Snowden leaks aided terrorists, damaged spy agencies – neocon think-tank
In a “major study,” the Henry Jackson Society argues that far from informing the world’s citizenry about the excesses of military and intelligence agencies, former NSA contractor Edward Snowden caused massive damage to the institutions charged with security.
Among the charges levied against Snowden, it is claimed several Al Qaeda-linked groups altered their security procedures, codes became harder to crack and technology firms became less willing to cooperate with spy agencies as a result of the leaks.
The report, ‘Surveillance After Snowden’, argues claims of the “mass surveillance of ordinary citizens or brazenly looking at their emails” are simply untrue.
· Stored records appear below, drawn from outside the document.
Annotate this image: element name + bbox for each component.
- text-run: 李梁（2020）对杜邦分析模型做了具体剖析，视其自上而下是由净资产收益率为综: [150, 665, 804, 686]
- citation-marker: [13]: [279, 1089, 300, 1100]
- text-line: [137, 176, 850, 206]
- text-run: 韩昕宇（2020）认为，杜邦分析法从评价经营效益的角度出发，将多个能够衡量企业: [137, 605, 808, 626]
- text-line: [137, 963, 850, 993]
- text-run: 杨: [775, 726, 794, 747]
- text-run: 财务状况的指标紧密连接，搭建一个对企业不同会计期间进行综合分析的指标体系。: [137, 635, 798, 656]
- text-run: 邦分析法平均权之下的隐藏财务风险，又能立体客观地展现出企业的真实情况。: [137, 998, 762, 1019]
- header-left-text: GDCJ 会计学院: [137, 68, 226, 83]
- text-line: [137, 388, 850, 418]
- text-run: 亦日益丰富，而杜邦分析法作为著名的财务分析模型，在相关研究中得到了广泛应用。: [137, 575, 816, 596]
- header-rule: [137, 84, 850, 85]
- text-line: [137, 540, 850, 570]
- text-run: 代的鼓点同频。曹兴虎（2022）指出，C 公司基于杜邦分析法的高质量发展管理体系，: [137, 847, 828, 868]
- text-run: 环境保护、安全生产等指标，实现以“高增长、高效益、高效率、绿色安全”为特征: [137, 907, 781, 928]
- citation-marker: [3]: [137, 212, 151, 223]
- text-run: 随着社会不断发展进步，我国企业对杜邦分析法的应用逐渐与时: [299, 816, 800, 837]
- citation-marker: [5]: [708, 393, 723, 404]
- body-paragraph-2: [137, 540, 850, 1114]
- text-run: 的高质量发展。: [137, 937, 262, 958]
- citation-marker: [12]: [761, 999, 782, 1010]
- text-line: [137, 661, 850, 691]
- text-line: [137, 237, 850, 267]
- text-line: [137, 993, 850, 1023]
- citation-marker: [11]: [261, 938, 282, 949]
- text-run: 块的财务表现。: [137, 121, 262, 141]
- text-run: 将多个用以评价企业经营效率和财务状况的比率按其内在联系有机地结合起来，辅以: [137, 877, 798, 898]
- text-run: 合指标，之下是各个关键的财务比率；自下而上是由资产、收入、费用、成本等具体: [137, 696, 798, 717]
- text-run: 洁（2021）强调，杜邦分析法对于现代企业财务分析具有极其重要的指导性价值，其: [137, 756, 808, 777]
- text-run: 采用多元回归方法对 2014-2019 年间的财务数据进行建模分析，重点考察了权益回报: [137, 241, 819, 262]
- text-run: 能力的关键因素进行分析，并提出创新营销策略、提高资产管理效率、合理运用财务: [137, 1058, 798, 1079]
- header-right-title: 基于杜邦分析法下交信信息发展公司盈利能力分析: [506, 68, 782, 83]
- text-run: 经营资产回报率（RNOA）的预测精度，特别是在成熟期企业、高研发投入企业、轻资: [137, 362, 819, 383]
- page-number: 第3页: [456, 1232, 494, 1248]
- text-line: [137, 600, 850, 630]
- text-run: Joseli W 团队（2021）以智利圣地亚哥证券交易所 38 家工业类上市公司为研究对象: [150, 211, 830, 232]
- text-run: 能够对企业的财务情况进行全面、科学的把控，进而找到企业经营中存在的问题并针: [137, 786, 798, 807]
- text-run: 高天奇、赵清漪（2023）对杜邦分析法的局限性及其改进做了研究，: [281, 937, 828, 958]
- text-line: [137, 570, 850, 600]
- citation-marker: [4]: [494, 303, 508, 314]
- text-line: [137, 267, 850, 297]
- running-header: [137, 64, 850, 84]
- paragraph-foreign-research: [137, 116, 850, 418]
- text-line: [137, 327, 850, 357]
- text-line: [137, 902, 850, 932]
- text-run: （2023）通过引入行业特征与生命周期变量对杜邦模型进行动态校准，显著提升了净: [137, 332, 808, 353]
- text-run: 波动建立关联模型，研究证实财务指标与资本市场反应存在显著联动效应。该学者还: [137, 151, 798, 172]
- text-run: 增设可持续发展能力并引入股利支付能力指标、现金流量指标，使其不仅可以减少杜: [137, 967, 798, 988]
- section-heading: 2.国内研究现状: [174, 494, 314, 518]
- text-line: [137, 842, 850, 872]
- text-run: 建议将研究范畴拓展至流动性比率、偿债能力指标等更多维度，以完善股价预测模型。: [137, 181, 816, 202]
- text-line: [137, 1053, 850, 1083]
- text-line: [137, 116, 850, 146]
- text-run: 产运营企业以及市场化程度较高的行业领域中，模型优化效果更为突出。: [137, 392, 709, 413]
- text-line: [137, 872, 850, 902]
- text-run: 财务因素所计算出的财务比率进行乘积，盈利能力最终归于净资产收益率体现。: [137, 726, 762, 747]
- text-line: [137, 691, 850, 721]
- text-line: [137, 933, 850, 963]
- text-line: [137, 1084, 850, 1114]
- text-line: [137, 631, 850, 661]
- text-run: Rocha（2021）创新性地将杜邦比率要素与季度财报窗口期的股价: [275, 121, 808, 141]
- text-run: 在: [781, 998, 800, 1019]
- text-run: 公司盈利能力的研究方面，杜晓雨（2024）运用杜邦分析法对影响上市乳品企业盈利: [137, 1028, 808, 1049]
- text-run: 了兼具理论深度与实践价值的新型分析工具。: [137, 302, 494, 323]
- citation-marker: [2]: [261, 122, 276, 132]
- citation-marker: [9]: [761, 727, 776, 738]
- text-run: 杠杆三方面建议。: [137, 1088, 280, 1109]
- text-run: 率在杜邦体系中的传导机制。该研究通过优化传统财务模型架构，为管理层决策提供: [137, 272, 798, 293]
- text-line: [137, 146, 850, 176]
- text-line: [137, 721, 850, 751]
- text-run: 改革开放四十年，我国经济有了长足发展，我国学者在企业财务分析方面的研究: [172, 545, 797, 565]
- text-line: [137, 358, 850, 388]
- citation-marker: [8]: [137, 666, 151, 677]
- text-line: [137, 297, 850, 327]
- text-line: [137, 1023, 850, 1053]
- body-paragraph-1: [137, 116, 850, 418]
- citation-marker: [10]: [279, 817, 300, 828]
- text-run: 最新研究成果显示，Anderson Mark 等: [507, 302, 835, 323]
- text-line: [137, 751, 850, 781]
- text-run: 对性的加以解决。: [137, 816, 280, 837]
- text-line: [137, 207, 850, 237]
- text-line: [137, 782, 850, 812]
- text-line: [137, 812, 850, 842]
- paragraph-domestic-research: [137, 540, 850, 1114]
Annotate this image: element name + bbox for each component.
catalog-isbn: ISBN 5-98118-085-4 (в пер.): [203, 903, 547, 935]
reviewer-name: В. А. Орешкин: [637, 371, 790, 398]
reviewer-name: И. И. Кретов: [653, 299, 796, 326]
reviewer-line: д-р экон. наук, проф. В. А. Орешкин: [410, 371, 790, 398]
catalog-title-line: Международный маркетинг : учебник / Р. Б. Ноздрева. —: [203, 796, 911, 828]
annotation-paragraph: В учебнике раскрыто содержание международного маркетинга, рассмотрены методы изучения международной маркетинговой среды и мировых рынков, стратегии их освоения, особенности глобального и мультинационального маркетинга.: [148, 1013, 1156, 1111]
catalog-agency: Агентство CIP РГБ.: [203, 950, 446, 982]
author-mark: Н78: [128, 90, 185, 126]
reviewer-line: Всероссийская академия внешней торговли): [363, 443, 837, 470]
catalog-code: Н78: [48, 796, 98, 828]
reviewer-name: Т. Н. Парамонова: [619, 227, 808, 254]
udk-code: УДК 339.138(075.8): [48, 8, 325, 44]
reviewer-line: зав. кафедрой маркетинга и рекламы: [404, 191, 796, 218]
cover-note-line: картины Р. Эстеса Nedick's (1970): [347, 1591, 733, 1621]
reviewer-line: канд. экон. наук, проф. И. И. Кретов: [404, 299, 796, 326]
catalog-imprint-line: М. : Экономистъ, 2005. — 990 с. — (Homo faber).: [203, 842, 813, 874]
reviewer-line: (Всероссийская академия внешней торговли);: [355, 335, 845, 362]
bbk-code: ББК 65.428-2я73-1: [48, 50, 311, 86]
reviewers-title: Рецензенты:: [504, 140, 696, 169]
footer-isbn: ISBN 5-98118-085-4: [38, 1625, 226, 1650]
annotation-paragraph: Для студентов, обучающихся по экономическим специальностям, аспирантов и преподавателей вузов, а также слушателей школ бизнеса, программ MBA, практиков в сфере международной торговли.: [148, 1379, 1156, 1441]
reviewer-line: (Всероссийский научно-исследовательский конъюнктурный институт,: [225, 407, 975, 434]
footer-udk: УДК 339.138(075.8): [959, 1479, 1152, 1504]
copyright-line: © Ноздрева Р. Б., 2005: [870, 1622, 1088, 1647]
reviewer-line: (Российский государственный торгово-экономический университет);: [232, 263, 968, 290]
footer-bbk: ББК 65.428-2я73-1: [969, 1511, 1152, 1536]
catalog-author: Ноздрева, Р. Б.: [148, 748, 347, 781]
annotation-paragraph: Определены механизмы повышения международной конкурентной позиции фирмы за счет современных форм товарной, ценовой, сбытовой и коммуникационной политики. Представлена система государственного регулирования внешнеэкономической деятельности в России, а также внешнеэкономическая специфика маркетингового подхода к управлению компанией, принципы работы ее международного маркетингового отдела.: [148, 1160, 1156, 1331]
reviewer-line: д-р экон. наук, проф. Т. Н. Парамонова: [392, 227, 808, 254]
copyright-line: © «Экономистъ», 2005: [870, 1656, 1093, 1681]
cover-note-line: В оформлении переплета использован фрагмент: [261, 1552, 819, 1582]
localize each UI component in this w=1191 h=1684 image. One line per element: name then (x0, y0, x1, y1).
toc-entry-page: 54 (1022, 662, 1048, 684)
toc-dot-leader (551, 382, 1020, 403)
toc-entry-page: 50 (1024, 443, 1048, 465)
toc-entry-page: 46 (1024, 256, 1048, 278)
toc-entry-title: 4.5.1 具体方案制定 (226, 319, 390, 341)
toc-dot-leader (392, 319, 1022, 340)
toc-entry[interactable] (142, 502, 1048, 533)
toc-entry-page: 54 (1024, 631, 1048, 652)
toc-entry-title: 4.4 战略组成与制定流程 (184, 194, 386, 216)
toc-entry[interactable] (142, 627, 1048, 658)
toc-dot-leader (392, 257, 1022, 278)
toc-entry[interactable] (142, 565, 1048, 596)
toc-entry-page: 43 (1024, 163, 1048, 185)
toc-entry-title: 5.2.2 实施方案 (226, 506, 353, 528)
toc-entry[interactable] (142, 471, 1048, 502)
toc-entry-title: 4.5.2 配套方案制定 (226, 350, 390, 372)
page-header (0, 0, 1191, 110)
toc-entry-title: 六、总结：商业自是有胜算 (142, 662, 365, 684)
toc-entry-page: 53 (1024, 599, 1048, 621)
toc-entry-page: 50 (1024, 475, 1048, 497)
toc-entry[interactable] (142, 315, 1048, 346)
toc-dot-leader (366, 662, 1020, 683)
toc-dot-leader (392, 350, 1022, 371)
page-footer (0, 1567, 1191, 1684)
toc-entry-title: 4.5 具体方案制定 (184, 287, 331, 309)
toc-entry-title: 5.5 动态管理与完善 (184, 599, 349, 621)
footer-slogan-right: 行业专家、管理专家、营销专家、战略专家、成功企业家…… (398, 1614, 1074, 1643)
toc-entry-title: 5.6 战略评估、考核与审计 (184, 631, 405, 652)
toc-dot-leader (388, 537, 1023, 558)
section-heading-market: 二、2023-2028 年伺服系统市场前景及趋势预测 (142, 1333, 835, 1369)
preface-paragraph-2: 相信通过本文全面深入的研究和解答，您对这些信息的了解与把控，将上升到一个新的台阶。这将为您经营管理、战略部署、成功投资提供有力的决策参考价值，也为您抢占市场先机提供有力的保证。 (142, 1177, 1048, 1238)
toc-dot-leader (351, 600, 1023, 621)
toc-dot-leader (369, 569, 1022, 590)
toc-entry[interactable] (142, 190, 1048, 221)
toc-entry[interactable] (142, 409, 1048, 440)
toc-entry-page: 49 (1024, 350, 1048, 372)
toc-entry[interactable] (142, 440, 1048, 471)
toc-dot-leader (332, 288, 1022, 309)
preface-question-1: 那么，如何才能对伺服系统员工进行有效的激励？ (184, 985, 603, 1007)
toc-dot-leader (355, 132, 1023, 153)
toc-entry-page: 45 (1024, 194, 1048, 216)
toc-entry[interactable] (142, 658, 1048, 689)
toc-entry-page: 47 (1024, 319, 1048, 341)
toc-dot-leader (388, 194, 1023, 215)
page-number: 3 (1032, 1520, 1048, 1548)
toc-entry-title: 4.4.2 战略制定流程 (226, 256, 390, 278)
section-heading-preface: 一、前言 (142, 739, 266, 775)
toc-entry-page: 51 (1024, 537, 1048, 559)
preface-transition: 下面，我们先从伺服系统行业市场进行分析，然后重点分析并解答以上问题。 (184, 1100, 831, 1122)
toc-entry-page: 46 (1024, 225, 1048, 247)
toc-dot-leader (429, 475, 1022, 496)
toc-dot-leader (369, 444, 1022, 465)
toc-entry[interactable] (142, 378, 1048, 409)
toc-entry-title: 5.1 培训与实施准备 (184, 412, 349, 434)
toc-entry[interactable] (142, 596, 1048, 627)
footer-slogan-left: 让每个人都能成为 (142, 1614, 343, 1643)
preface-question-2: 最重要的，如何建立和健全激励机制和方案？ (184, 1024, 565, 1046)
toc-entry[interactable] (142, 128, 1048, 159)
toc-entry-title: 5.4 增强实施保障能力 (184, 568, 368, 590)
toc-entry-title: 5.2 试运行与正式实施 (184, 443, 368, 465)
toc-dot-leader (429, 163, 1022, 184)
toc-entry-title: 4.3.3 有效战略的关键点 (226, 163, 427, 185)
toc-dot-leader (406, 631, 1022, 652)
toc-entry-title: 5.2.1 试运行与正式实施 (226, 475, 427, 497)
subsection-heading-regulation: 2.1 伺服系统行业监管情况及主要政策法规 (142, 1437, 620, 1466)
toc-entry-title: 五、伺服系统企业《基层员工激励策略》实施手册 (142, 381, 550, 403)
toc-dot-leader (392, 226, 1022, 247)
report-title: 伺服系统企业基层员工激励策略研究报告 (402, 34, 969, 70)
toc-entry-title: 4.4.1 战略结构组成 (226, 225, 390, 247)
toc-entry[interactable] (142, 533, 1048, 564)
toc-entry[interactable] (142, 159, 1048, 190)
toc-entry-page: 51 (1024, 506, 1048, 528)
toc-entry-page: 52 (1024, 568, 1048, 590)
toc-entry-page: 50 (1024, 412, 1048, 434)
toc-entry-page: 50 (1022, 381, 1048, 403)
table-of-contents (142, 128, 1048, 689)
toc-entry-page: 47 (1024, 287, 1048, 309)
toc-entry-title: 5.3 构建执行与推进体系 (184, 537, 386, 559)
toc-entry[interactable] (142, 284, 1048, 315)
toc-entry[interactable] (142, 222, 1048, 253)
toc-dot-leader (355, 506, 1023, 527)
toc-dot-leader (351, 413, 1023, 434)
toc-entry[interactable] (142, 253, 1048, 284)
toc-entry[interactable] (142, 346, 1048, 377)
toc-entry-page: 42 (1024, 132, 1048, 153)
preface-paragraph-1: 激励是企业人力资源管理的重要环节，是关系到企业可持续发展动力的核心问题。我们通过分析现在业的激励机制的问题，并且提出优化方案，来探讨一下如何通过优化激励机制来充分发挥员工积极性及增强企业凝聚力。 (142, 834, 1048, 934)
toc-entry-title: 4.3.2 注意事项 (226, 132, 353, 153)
Report author Robin Simcox argues that the relationship between public and agencies need to be reengineered to ensure a “greater societal acceptance” of spies work.
He told the MailOnline: “Western citizens are generally happy for the state to have an army with sophisticated weaponry because they know that it will not be misused; there is a faith that the checks and balances are sufficient to ensure public safety.
“This same principle should apply to the weaponry given to our spy agencies.”
He said that far from brining agencies into disrepute, Snowden “only exposed that our agencies are essentially doing what we ask: they are not spying on the phone calls of ordinary citizens or brazenly looking at our emails; they are legally intercepting certain communications in an attempt to advance the national interest.
“The state giving up these powers invites attack from terrorists, cyber-criminals or a host of other state and non-state actors.”
The Henry Jackson Society’s views run contrary to those of other interested parties.
Some in the intelligence community argue that far from forcing spies onto the back foot, his revelations changed very little.
In March this year, the head of Norwegian intelligence took precisely that view. Norway’s then-spy chief Kjell Grandhagen said there have been virtually no changes to the way the US National Security Agency (NSA) and its partners operate.
“My main observation is that the Snowden leaks have resulted in very few fundamental changes to how intelligence services work. Some changes to legislation and duties have taken place, but in the main business continues as before,” he said in a speech to the Oslo Military Society.
Other say the Snowden leaks represented a positive catalyst for change, including a number of senior intelligence officials from around the world who gathered for a conference in Ditchley Park in Oxfordshire last week.
Investigative journalist Duncan Campbell, who attended the conference, posted on his website: “Perhaps to many participants’ surprise, there was general agreement across broad divides of opinion that Snowden – love him or hate him – had changed the landscape; and that change towards transparency, or at least “translucency” and providing more information about intelligence activities affecting privacy, was both overdue and necessary.”
The meeting, Campbell wrote, was attended by an influential “collection of current and former CIA, GCHQ and SIS officials, counter-terrorism commanders, security managers, and former permanent secretaries present, as well as the former chair of Britain's Intelligence and Security Committee.”
“No-one tried to debate whether Snowden was a villain, traitor or hero,” he added.